Par un mémoire en défense, enregistré le 14 octobre 2025, le préfet de la Seine-et-Marne conclut au rejet de la requête. Il soutient que les moyens qu’elle comporte ne sont pas fondés.
Par une ordonnance du 1er octobre 2025, la clôture de l’instruction a été fixée au 16 octobre 2025.
M. B… a produit un nouveau mémoire, qui a été enregistré le 1er novembre 2025, soit postérieurement à la clôture de l’instruction, et n’a pas été communiqué.
Par une lettre du 24 février 2026, les parties ont informées, en application des dispositions de l’article R. 611-7 du code de justice administrative, de ce que le jugement à intervenir est susceptible d’être fondé sur un moyen relevé d’office, tiré de l’irrecevabilité des conclusions présentées par M. B… tendant à l’annulation de la décision rejetant implicitement sa demande d’admission exceptionnelle au séjour, en raison de l’inexistence de cette décision.
Vu les autres pièces du dossier.
Vu :
- la convention européenne de sauvegarde des droits de l’homme et des libertés fondamentales ;
- le code de l’entrée et du séjour des étrangers et du droit d’asile ;
- le code des relations entre le public et l’administration ;
- le code de justice administrative.
Le président de la formation de jugement a dispensé la rapporteure publique, sur sa proposition, de prononcer des conclusions à l’audience.
Les parties ont été régulièrement averties du jour de l’audience publique, au cours de laquelle a été entendu le rapport de M. David, les parties n’étant ni présentes, ni représentées.
Considérant ce qui suit :
M. B…, ressortissant algérien né le 18 septembre 1989 et soutenant être entré en France en août 2023, demande l’annulation des décisions du 27 mars 2025 par lesquelles le préfet de la Seine-et-Marne aurait implicitement rejeté sa demande de titre de séjour, l’a obligé à quitter le territoire français sans délai, a fixé le pays de destination et a prononcé à son encontre une interdiction de retour sur le territoire français pour un an.
Sur les conclusions à fin d’annulation :
En ce qui concerne la décision implicite portant refus d’admission au séjour :
Si M. B… demande l’annulation d’une prétendue décision implicite lui refusant la délivrance d’un titre de séjour, il ne ressort pas des pièces du dossier qu’il aurait effectivement déposé une demande de titre de séjour et qu’une décision implicite de refus de lui délivrer un tel titre serait ainsi née du silence gardé par l’administration sur cette demande.

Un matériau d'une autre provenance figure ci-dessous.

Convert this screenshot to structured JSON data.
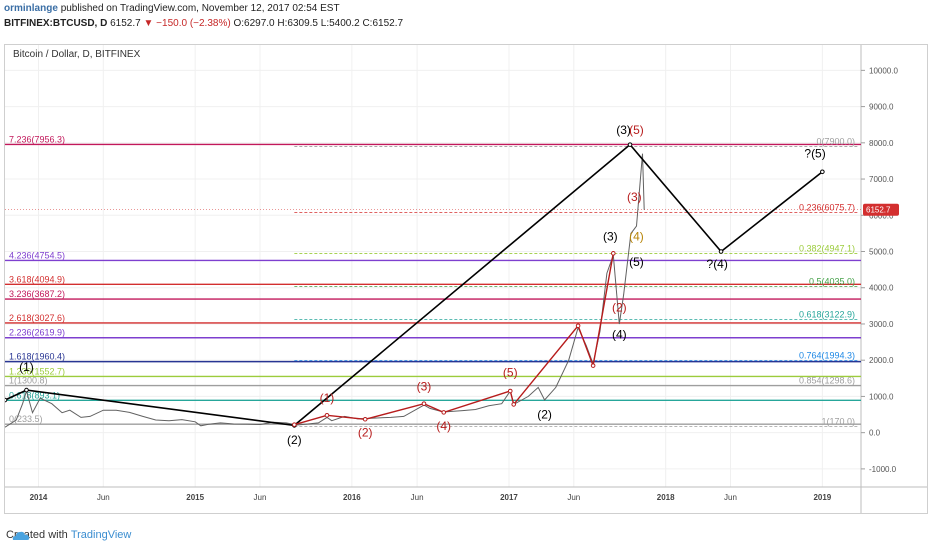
{
  "header": {
    "author": "orminlange",
    "published": "published on TradingView.com, November 12, 2017 02:54 EST",
    "symbol": "BITFINEX:BTCUSD, D",
    "last": "6152.7",
    "change": "▼ −150.0 (−2.38%)",
    "ohlc": "O:6297.0 H:6309.5 L:5400.2 C:6152.7"
  },
  "chart_title": "Bitcoin / Dollar, D, BITFINEX",
  "footer": {
    "created_with": "Created with",
    "brand": "TradingView"
  },
  "colors": {
    "wave_black": "#000000",
    "wave_red": "#b71c1c",
    "price": "#616161",
    "last_price": "#d32f2f"
  },
  "chart_data": {
    "type": "line",
    "title": "Bitcoin / Dollar, D, BITFINEX",
    "x_range": [
      "2013-10-15",
      "2019-04-01"
    ],
    "y_range": [
      -1500,
      10700
    ],
    "y_ticks": [
      -1000,
      0,
      1000,
      2000,
      3000,
      4000,
      5000,
      6000,
      7000,
      8000,
      9000,
      10000
    ],
    "y_tick_labels": [
      "-1000.0",
      "0.0",
      "1000.0",
      "2000.0",
      "3000.0",
      "4000.0",
      "5000.0",
      "6000.0",
      "7000.0",
      "8000.0",
      "9000.0",
      "10000.0"
    ],
    "x_ticks": [
      {
        "date": "2014-01-01",
        "label": "2014"
      },
      {
        "date": "2014-06-01",
        "label": "Jun"
      },
      {
        "date": "2015-01-01",
        "label": "2015"
      },
      {
        "date": "2015-06-01",
        "label": "Jun"
      },
      {
        "date": "2016-01-01",
        "label": "2016"
      },
      {
        "date": "2016-06-01",
        "label": "Jun"
      },
      {
        "date": "2017-01-01",
        "label": "2017"
      },
      {
        "date": "2017-06-01",
        "label": "Jun"
      },
      {
        "date": "2018-01-01",
        "label": "2018"
      },
      {
        "date": "2018-06-01",
        "label": "Jun"
      },
      {
        "date": "2019-01-01",
        "label": "2019"
      }
    ],
    "last_price": {
      "value": 6152.7,
      "label": "6152.7"
    },
    "fib_extensions": [
      {
        "label": "7.236(7956.3)",
        "value": 7956.3,
        "color": "#c2185b"
      },
      {
        "label": "4.236(4754.5)",
        "value": 4754.5,
        "color": "#7e3fcf"
      },
      {
        "label": "3.618(4094.9)",
        "value": 4094.9,
        "color": "#d32f2f"
      },
      {
        "label": "3.236(3687.2)",
        "value": 3687.2,
        "color": "#c2185b"
      },
      {
        "label": "2.618(3027.6)",
        "value": 3027.6,
        "color": "#d32f2f"
      },
      {
        "label": "2.236(2619.9)",
        "value": 2619.9,
        "color": "#7e3fcf"
      },
      {
        "label": "1.618(1960.4)",
        "value": 1960.4,
        "color": "#283593"
      },
      {
        "label": "1.236(1552.7)",
        "value": 1552.7,
        "color": "#9ccc3c"
      },
      {
        "label": "1(1300.8)",
        "value": 1300.8,
        "color": "#9e9e9e"
      },
      {
        "label": "0.618(893.1)",
        "value": 893.1,
        "color": "#26a69a"
      },
      {
        "label": "0(233.5)",
        "value": 233.5,
        "color": "#9e9e9e"
      }
    ],
    "fib_retracements": [
      {
        "label": "0(7900.0)",
        "value": 7900.0,
        "color": "#9e9e9e"
      },
      {
        "label": "0.236(6075.7)",
        "value": 6075.7,
        "color": "#d32f2f"
      },
      {
        "label": "0.382(4947.1)",
        "value": 4947.1,
        "color": "#9ccc3c"
      },
      {
        "label": "0.5(4035.0)",
        "value": 4035.0,
        "color": "#43a047"
      },
      {
        "label": "0.618(3122.9)",
        "value": 3122.9,
        "color": "#26a69a"
      },
      {
        "label": "0.764(1994.3)",
        "value": 1994.3,
        "color": "#1e88e5"
      },
      {
        "label": "0.854(1298.6)",
        "value": 1298.6,
        "color": "#9e9e9e"
      },
      {
        "label": "1(170.0)",
        "value": 170.0,
        "color": "#9e9e9e"
      }
    ],
    "price_series": [
      [
        "2013-10-15",
        150
      ],
      [
        "2013-11-10",
        350
      ],
      [
        "2013-11-25",
        800
      ],
      [
        "2013-12-04",
        1150
      ],
      [
        "2013-12-18",
        550
      ],
      [
        "2014-01-05",
        950
      ],
      [
        "2014-02-01",
        800
      ],
      [
        "2014-02-25",
        550
      ],
      [
        "2014-03-15",
        620
      ],
      [
        "2014-04-10",
        420
      ],
      [
        "2014-05-01",
        450
      ],
      [
        "2014-06-01",
        620
      ],
      [
        "2014-07-01",
        620
      ],
      [
        "2014-08-01",
        560
      ],
      [
        "2014-09-01",
        450
      ],
      [
        "2014-10-01",
        350
      ],
      [
        "2014-11-01",
        330
      ],
      [
        "2014-12-01",
        360
      ],
      [
        "2015-01-01",
        300
      ],
      [
        "2015-01-14",
        190
      ],
      [
        "2015-02-01",
        230
      ],
      [
        "2015-03-01",
        270
      ],
      [
        "2015-04-01",
        240
      ],
      [
        "2015-05-01",
        235
      ],
      [
        "2015-06-01",
        225
      ],
      [
        "2015-07-01",
        285
      ],
      [
        "2015-08-01",
        270
      ],
      [
        "2015-08-25",
        210
      ],
      [
        "2015-09-15",
        230
      ],
      [
        "2015-10-15",
        270
      ],
      [
        "2015-11-04",
        420
      ],
      [
        "2015-11-15",
        330
      ],
      [
        "2015-12-15",
        450
      ],
      [
        "2016-01-15",
        380
      ],
      [
        "2016-02-15",
        400
      ],
      [
        "2016-04-01",
        420
      ],
      [
        "2016-05-01",
        450
      ],
      [
        "2016-06-17",
        760
      ],
      [
        "2016-07-01",
        670
      ],
      [
        "2016-08-01",
        570
      ],
      [
        "2016-09-15",
        610
      ],
      [
        "2016-10-15",
        640
      ],
      [
        "2016-11-15",
        740
      ],
      [
        "2016-12-15",
        800
      ],
      [
        "2017-01-04",
        1150
      ],
      [
        "2017-01-12",
        780
      ],
      [
        "2017-02-15",
        1000
      ],
      [
        "2017-03-10",
        1250
      ],
      [
        "2017-03-25",
        900
      ],
      [
        "2017-04-20",
        1250
      ],
      [
        "2017-05-20",
        2000
      ],
      [
        "2017-06-11",
        2900
      ],
      [
        "2017-06-30",
        2400
      ],
      [
        "2017-07-16",
        1900
      ],
      [
        "2017-08-01",
        2800
      ],
      [
        "2017-08-17",
        4400
      ],
      [
        "2017-09-01",
        4900
      ],
      [
        "2017-09-15",
        3000
      ],
      [
        "2017-09-25",
        3800
      ],
      [
        "2017-10-12",
        5500
      ],
      [
        "2017-10-25",
        5700
      ],
      [
        "2017-11-08",
        7700
      ],
      [
        "2017-11-12",
        6152.7
      ]
    ],
    "wave_lines": [
      {
        "name": "",
        "color": "#000000",
        "points": [
          [
            "2013-10-15",
            900
          ],
          [
            "2013-12-04",
            1175
          ],
          [
            "2015-08-20",
            200
          ],
          [
            "2017-10-10",
            7950
          ],
          [
            "2018-05-10",
            5000
          ],
          [
            "2019-01-01",
            7200
          ]
        ]
      },
      {
        "name": "",
        "color": "#b71c1c",
        "points": [
          [
            "2015-08-20",
            220
          ],
          [
            "2015-11-04",
            480
          ],
          [
            "2016-02-01",
            370
          ],
          [
            "2016-06-17",
            800
          ],
          [
            "2016-08-02",
            560
          ],
          [
            "2017-01-04",
            1150
          ],
          [
            "2017-01-12",
            780
          ],
          [
            "2017-06-11",
            2950
          ],
          [
            "2017-07-16",
            1850
          ],
          [
            "2017-09-01",
            4950
          ]
        ]
      }
    ],
    "wave_labels": [
      {
        "text": "(1)",
        "x": "2013-12-04",
        "y": 1700,
        "color": "#000000"
      },
      {
        "text": "(2)",
        "x": "2015-08-20",
        "y": -320,
        "color": "#000000"
      },
      {
        "text": "(3)",
        "x": "2017-09-25",
        "y": 8250,
        "color": "#000000"
      },
      {
        "text": "?(4)",
        "x": "2018-05-01",
        "y": 4550,
        "color": "#000000"
      },
      {
        "text": "?(5)",
        "x": "2018-12-15",
        "y": 7600,
        "color": "#000000"
      },
      {
        "text": "(1)",
        "x": "2015-11-04",
        "y": 850,
        "color": "#b71c1c"
      },
      {
        "text": "(2)",
        "x": "2016-02-01",
        "y": -100,
        "color": "#b71c1c"
      },
      {
        "text": "(3)",
        "x": "2016-06-17",
        "y": 1170,
        "color": "#b71c1c"
      },
      {
        "text": "(4)",
        "x": "2016-08-02",
        "y": 80,
        "color": "#b71c1c"
      },
      {
        "text": "(5)",
        "x": "2017-01-04",
        "y": 1550,
        "color": "#b71c1c"
      },
      {
        "text": "(2)",
        "x": "2017-03-25",
        "y": 390,
        "color": "#000000"
      },
      {
        "text": "(3)",
        "x": "2017-08-25",
        "y": 5300,
        "color": "#000000"
      },
      {
        "text": "(2)",
        "x": "2017-09-15",
        "y": 3350,
        "color": "#b71c1c"
      },
      {
        "text": "(4)",
        "x": "2017-09-15",
        "y": 2600,
        "color": "#000000"
      },
      {
        "text": "(5)",
        "x": "2017-10-25",
        "y": 8250,
        "color": "#b71c1c"
      },
      {
        "text": "(3)",
        "x": "2017-10-20",
        "y": 6400,
        "color": "#b71c1c"
      },
      {
        "text": "(4)",
        "x": "2017-10-25",
        "y": 5300,
        "color": "#b8860b"
      },
      {
        "text": "(5)",
        "x": "2017-10-25",
        "y": 4600,
        "color": "#000000"
      }
    ]
  }
}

Par suite, les conclusions tendant à l’annulation de la décision portant implicitement rejet de sa demande d’admission exceptionnelle au séjour doivent être rejetées comme étant irrecevables en raison de l’inexistence de cette décision.
En ce qui concerne les moyens communs au surplus des décisions attaquées :
En premier lieu, aux termes de l’article L. 211-2 du code des relations entre le public et l’administration : « Les personnes physiques ou morales ont le droit d’être informées sans délai des motifs des décisions administratives individuelles défavorables qui les concernent ». Aux termes de l’article L. 211-5 de ce même code : « La motivation exigée par le présent chapitre doit être écrite et comporter l’énoncé des considérations de droit et de fait qui constituent le fondement de la décision ». Aux termes de l’article L. 613-1 du code de l’entrée et du séjour des étrangers et du droit d’asile : « La décision portant obligation de quitter le territoire français est motivée ».
En l’arrêté attaqué comporte l’énoncé des éléments de droit et de fait qui en constituent le fondement. Aussi, il satisfait aux exigences de motivation issues du code des relations entre le public et l’administration et du code de l’entrée et du séjour des étrangers et du droit d’asile.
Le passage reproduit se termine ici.